Since when is Disney headed by Al Gore? I haven’t seen An Inconvenient Truth (cuz, uh, I haven’t gotten enough exposure to the guy since winning like every award on Earth), but I imagine this is like the post-apocalyptic cartoon version of it.
The world is trashed–literally. The once bustling metropolis of somewhere-in-the-US has been reduced to towering heaps of garbage and desert-like conditions. And who is to blame for the Earth’s demise? Big business (a company called Buy n Large makes everything) and an increasingly oblivious and uncaring, ambivalent public. The concept of one company owning everything in the future isn’t a new concept at all, but the concept of said conglomerate wrecking the planet just may be–especially in a children’s movie. So all life, plant and animal, with the exception of one roach that we happen to see seems to have been eliminated from the planet, buried under mountains of waste. Left alone on Earth is a garbage-compacting robot named WALL-E. Actually there looked to have been tons of these robots, all named WALL-E, left to clean up the planet while the gluttonous human beings went into space for five years, with a plan to return to an Earth as spotless as ever. This WALL-E looks to be the soul survivor of the clean up effort, and we find out later that the five-year plan has turned into a 500-year voyage–all the while the trash cleaning robots turning to dust and the Earth just as barren as ever.

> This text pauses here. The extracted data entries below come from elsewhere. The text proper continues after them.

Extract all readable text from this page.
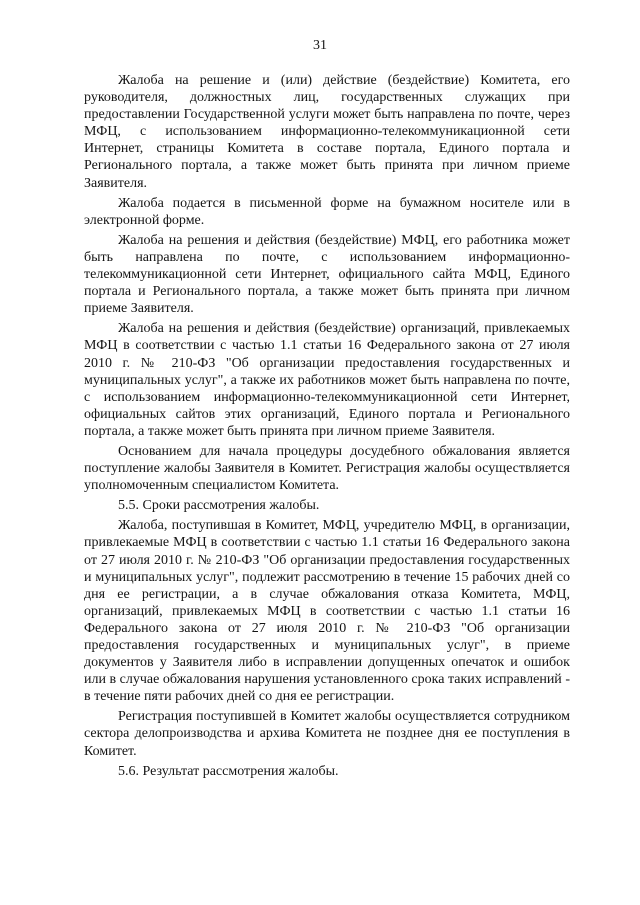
31

Жалоба на решение и (или) действие (бездействие) Комитета, его руководителя, должностных лиц, государственных служащих при предоставлении Государственной услуги может быть направлена по почте, через МФЦ, с использованием информационно-телекоммуникационной сети Интернет, страницы Комитета в составе портала, Единого портала и Регионального портала, а также может быть принята при личном приеме Заявителя.

Жалоба подается в письменной форме на бумажном носителе или в электронной форме.

Жалоба на решения и действия (бездействие) МФЦ, его работника может быть направлена по почте, с использованием информационно-телекоммуникационной сети Интернет, официального сайта МФЦ, Единого портала и Регионального портала, а также может быть принята при личном приеме Заявителя.

Жалоба на решения и действия (бездействие) организаций, привлекаемых МФЦ в соответствии с частью 1.1 статьи 16 Федерального закона от 27 июля 2010 г. № 210-ФЗ "Об организации предоставления государственных и муниципальных услуг", а также их работников может быть направлена по почте, с использованием информационно-телекоммуникационной сети Интернет, официальных сайтов этих организаций, Единого портала и Регионального портала, а также может быть принята при личном приеме Заявителя.

Основанием для начала процедуры досудебного обжалования является поступление жалобы Заявителя в Комитет. Регистрация жалобы осуществляется уполномоченным специалистом Комитета.

5.5. Сроки рассмотрения жалобы.

Жалоба, поступившая в Комитет, МФЦ, учредителю МФЦ, в организации, привлекаемые МФЦ в соответствии с частью 1.1 статьи 16 Федерального закона от 27 июля 2010 г. № 210-ФЗ "Об организации предоставления государственных и муниципальных услуг", подлежит рассмотрению в течение 15 рабочих дней со дня ее регистрации, а в случае обжалования отказа Комитета, МФЦ, организаций, привлекаемых МФЦ в соответствии с частью 1.1 статьи 16 Федерального закона от 27 июля 2010 г. № 210-ФЗ "Об организации предоставления государственных и муниципальных услуг", в приеме документов у Заявителя либо в исправлении допущенных опечаток и ошибок или в случае обжалования нарушения установленного срока таких исправлений - в течение пяти рабочих дней со дня ее регистрации.

Регистрация поступившей в Комитет жалобы осуществляется сотрудником сектора делопроизводства и архива Комитета не позднее дня ее поступления в Комитет.

5.6. Результат рассмотрения жалобы.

So the message here is both pro-environmental, as well as anti-globalization and consumerism. Wow, pretty progressive for a company founded by an anti-Semitic, racist, misogynistic homophobe. Granted, the folks I’ve met from Disney tend to skew towards at least two or three of those three categories these days, so who knows how many pinko commie liberals are hidden in that bunch. Regardless, the movie goes on later to make subtle digs at junk food manufacturers and our society’s leanings towards the sedentary, as we become a country of obese do-nothings. Pretty cool to see, really.
I’m still a little unclear about how many humans actually left the planet to float around on the giant ship (although I only recall seeing a couple thousand cartoon white people), and wonder where the rest of the planet’s inhabitants are, but I won’t nitpick things like that with the fear I’ll uncover something even darker and more sinister in the movie’s message. Whatever the case, despite floating around up there for generations at this point, the Earthlings continue to send out probes looking for any sign of life on planets, including Earth. And this is where we meet the very subtly named Eve. She, a robot who resembles an egg, comes to Earth to try to find plant life at the behest of some human somewhere, and in her journey runs into WALL-E. Of course he’s been rolling around Earth for 500 years with just a roach for a companion, so he’s curious about the new visitor, and eventually develops a “crush” on her. I’m not sure why a garbage robot would have a sense of love, but it wouldn’t be much of a movie without it now, would it?
The animators do manage to give the robots personalities, somehow. WALL-E is a bumbling idiot type who’s always tripping over stuff, but loves to watch Hello, Dolly! and listen to old standards on his onboard tape deck. Again, not sure why a robot from the future would have a tapedeck (or a VCR for his movie for that matter), but maybe the filmmakers thought that old technology gave him an old soul. Eve is the sleek, new tough chick. But this goofy guy melts her heart with his gentle, good-naturedness. Blah. The fact that WALL-E looks almost exactly like Johnny 5 from Short Circuit is a little weird. I’m not sure if that was intentional, or just a direct rip by the animators who figured lightening maybe could strike twice–even without Fisher Stevens.
The animation itself is funky. While on the Earth, things look very realistic. The actual live-action Fred Willard even plays the CEO of the multi-national corporation that’s ruined the planet, but once we get into space, the movie looks more like a typical Pixar film, with humans being big, bulbous creatures and things looking more cartoonish. I’m not sure why Fred Willard played it as an actual human, but I’m assuming someone somewhere decided the guy was cartoonish enough to pass. This thing was just aching for a great Max Headroom reference somewhere for us older folks, but alas… They did play is pretty straight, actually. There were no references (that I recall) to current celebs or companies, or little in-jokes for the adults. In fact, there wasn’t that much talking at all until later in the movie. The two main characters, WALL-E and Eve, can only really say each other’s names and that’s about it, so everything on the screen has to convey what they would otherwise speak. Again, a pretty cool trick.
Did I mention I had an almost-four-year-old sitting next to me the entire movie? Oh, yes, and he had all sorts of questions. Every time there was any kind of musical interlude he asked if the movie was over. He associates music with credits–and apparently didn’t live through the John Hughes 80s, the high times for musical montages. He also had to “poop” about three minutes in, so I may have missed something important. Whatever the case, I couldn’t dedicate my full attention to the plot, or screen for that matter. I did enjoy it, but I’m sure it would have been more enjoyable hadn’t I had a little voice in my ear the whole time.
This thing will undoubtedly be huge on DVD. It’s a nice looking film, is clever and has a decent messages for both kids and adults. This makes me realize again what crap movies like Cars are. Take the family, but just make sure they poop beforehand.